A Deep Temporal-Spectral-Spatial Anchor-Free Siamese Tracking Network for Hyperspectral Video Object Tracking
Zhenqi Liu,Yanfei Zhong,Guorui Ma,Xinyu Wang,Liangpei Zhang
DOI: https://doi.org/10.1109/tgrs.2024.3483072
IF: 8.2
2024-01-01
IEEE Transactions on Geoscience and Remote Sensing
Abstract:High spatial, high spectral, and high temporal (H³) information of the objects of interest can be provided by hyperspectral video, which makes it possible to track objects in complex scenarios. However, during motion, changes in the target’s appearance, background, and spectral information can degrade the performance of existing hyperspectral trackers due to insufficient training data. Consequently, this results in weak generalization of these trackers. In this paper, to solve the above problems, a deep temporal-spectral-spatial anchor-free Siamese tracking network for hyperspectral video object tracking, namely HA-Net, is proposed.
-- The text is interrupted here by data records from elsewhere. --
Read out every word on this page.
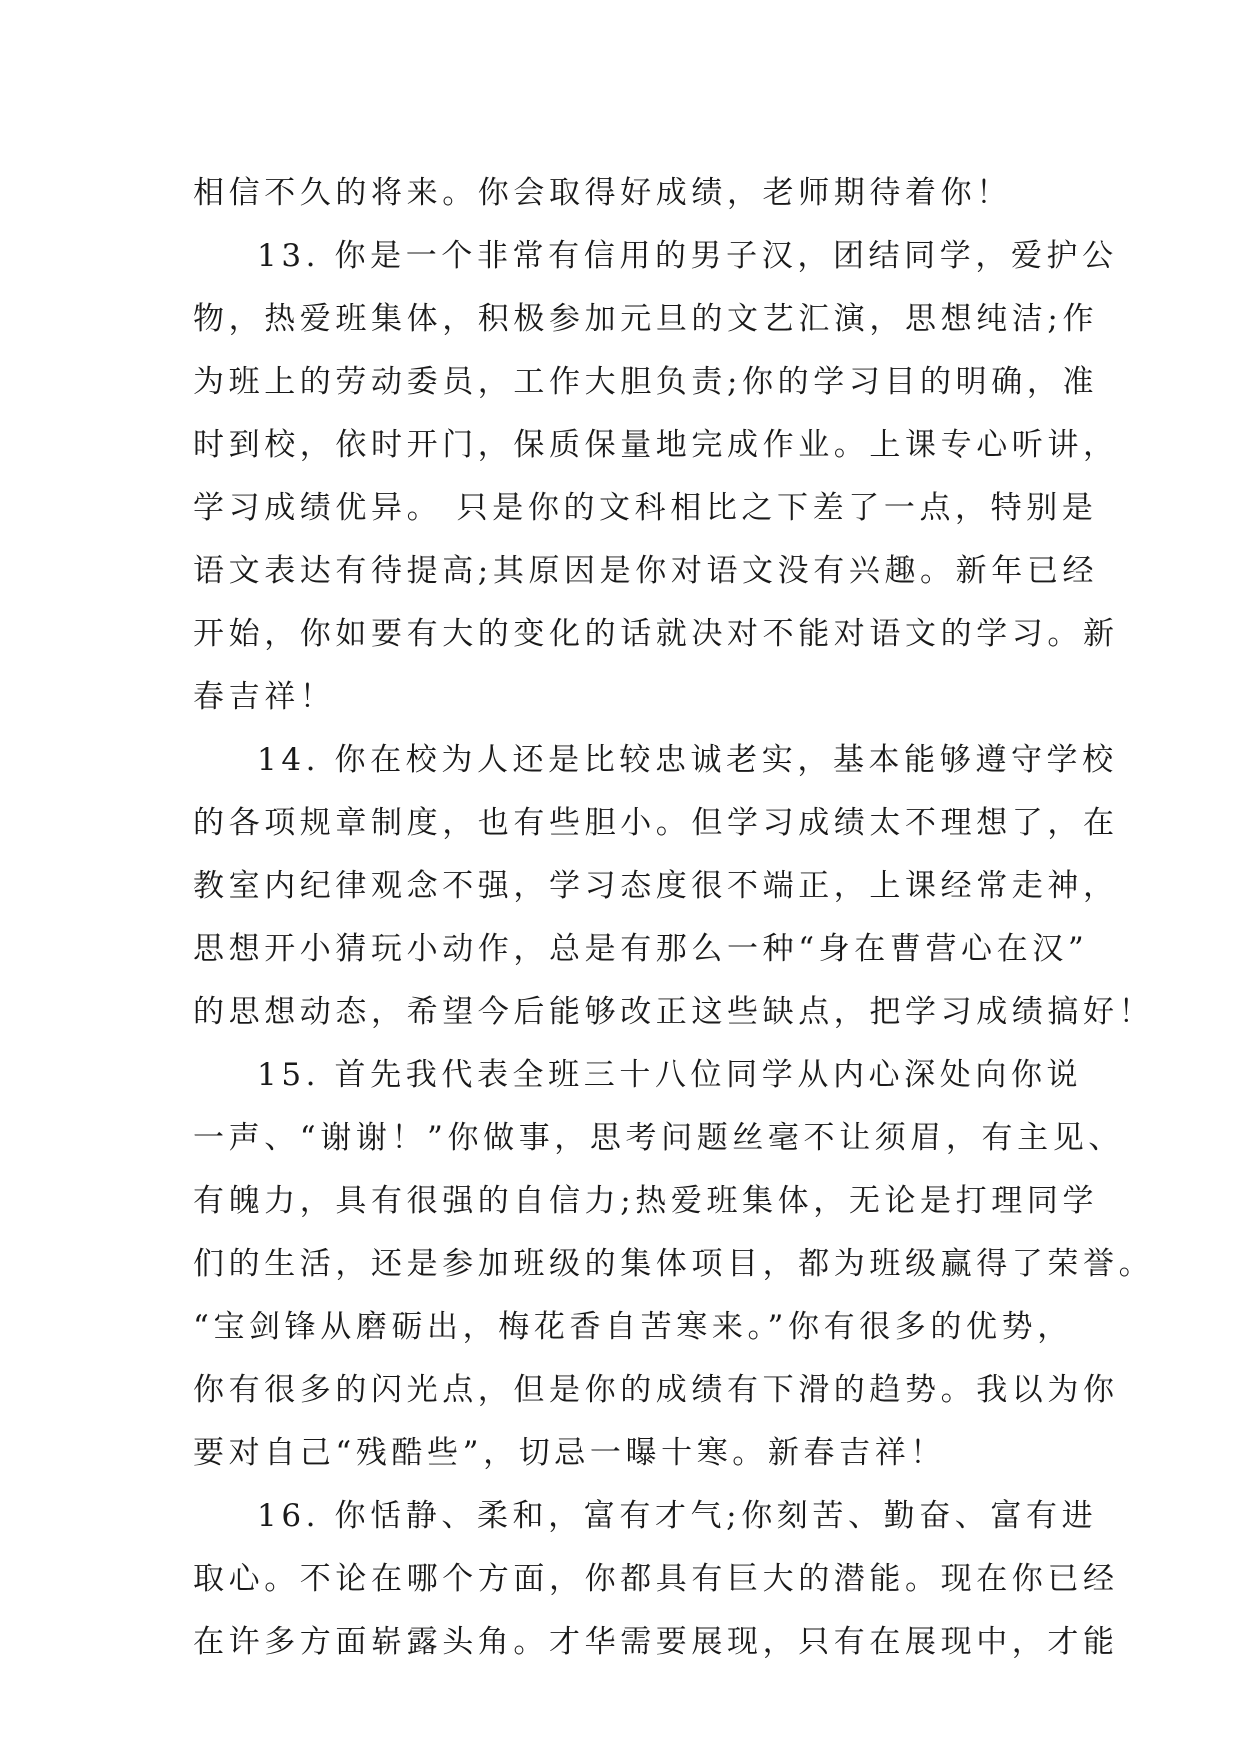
相信不久的将来。你会取得好成绩，老师期待着你！
13. 你是一个非常有信用的男子汉，团结同学，爱护公
物，热爱班集体，积极参加元旦的文艺汇演，思想纯洁;作
为班上的劳动委员，工作大胆负责;你的学习目的明确，准
时到校，依时开门，保质保量地完成作业。上课专心听讲，
学习成绩优异。 只是你的文科相比之下差了一点，特别是
语文表达有待提高;其原因是你对语文没有兴趣。新年已经
开始，你如要有大的变化的话就决对不能对语文的学习。新
春吉祥！
14. 你在校为人还是比较忠诚老实，基本能够遵守学校
的各项规章制度，也有些胆小。但学习成绩太不理想了，在
教室内纪律观念不强，学习态度很不端正，上课经常走神，
思想开小猜玩小动作，总是有那么一种“身在曹营心在汉”
的思想动态，希望今后能够改正这些缺点，把学习成绩搞好！
15. 首先我代表全班三十八位同学从内心深处向你说
一声、“谢谢！”你做事，思考问题丝毫不让须眉，有主见、
有魄力，具有很强的自信力;热爱班集体，无论是打理同学
们的生活，还是参加班级的集体项目，都为班级赢得了荣誉。
“宝剑锋从磨砺出，梅花香自苦寒来。”你有很多的优势，
你有很多的闪光点，但是你的成绩有下滑的趋势。我以为你
要对自己“残酷些”，切忌一曝十寒。新春吉祥！
16. 你恬静、柔和，富有才气;你刻苦、勤奋、富有进
取心。不论在哪个方面，你都具有巨大的潜能。现在你已经
在许多方面崭露头角。才华需要展现，只有在展现中，才能
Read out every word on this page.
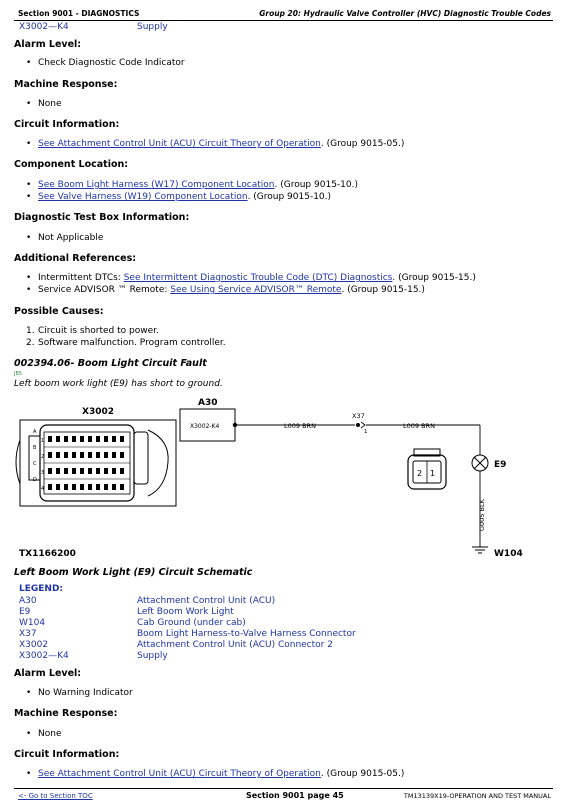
Section 9001 - DIAGNOSTICS	Group 20: Hydraulic Valve Controller (HVC) Diagnostic Trouble Codes
X3002—K4	Supply
Alarm Level:
• Check Diagnostic Code Indicator
Machine Response:
• None
Circuit Information:
• See Attachment Control Unit (ACU) Circuit Theory of Operation. (Group 9015-05.)
Component Location:
• See Boom Light Harness (W17) Component Location. (Group 9015-10.)
• See Valve Harness (W19) Component Location. (Group 9015-10.)
Diagnostic Test Box Information:
• Not Applicable
Additional References:
• Intermittent DTCs: See Intermittent Diagnostic Trouble Code (DTC) Diagnostics. (Group 9015-15.)
• Service ADVISOR ™ Remote: See Using Service ADVISOR™ Remote. (Group 9015-15.)
Possible Causes:
1. Circuit is shorted to power.
2. Software malfunction. Program controller.
002394.06- Boom Light Circuit Fault
JB5
Left boom work light (E9) has short to ground.
X3002
A
B
C
D
1
2
3
4
A30
X3002-K4	L009 BRN
X37
1
L009 BRN
E9
G005 BLK
W104
2 1
TX1166200
Left Boom Work Light (E9) Circuit Schematic
LEGEND:
A30	Attachment Control Unit (ACU)
E9	Left Boom Work Light
W104	Cab Ground (under cab)
X37	Boom Light Harness-to-Valve Harness Connector
X3002	Attachment Control Unit (ACU) Connector 2
X3002—K4	Supply
Alarm Level:
• No Warning Indicator
Machine Response:
• None
Circuit Information:
• See Attachment Control Unit (ACU) Circuit Theory of Operation. (Group 9015-05.)
<- Go to Section TOC	Section 9001 page 45	TM13139X19-OPERATION AND TEST MANUAL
In HA-Net, a Siamese spectral enhancement tracker module based on an RGB tracker (pseudo-color tracker) is designed, which uses the powerful feature expression capabilities of the deep network to learn more discriminative deep spectral features for identifying objects in complex scenarios. The pseudo-color tracker is introduced to solve the problem of model performance limitation due to insufficient training data. By introducing the temporal-spectral-spatial online discrimination learning module, the temporal-spectral-spatial information of the target can be dynamically modeled to adapt to new targets and the dynamic changes of targets. Benefiting from the double Siamese network architecture, the model can be effectively trained from scratch with less than 20,000 training samples. Online learning of temporal-spectral-spatial information for the target, particularly in cases of insufficient training data, can alleviate the issue of model degradation. This approach enhances the model’s robustness when tracking the target in complex scenes. In the 2021 IEEE WHISPERS Hyperspectral Object Tracking (HOT) Challenge, HA-Net obtained the best performance, with a distance precision (DP) score of 0.948 and an area under the curve (AUC) score of 0.688. The running speed is also 14 frames per second, which is superior to the existing hyperspectral object trackers for hyperspectral video. The source code is available at: https://github.com/zhenliuzhenqi/HOT.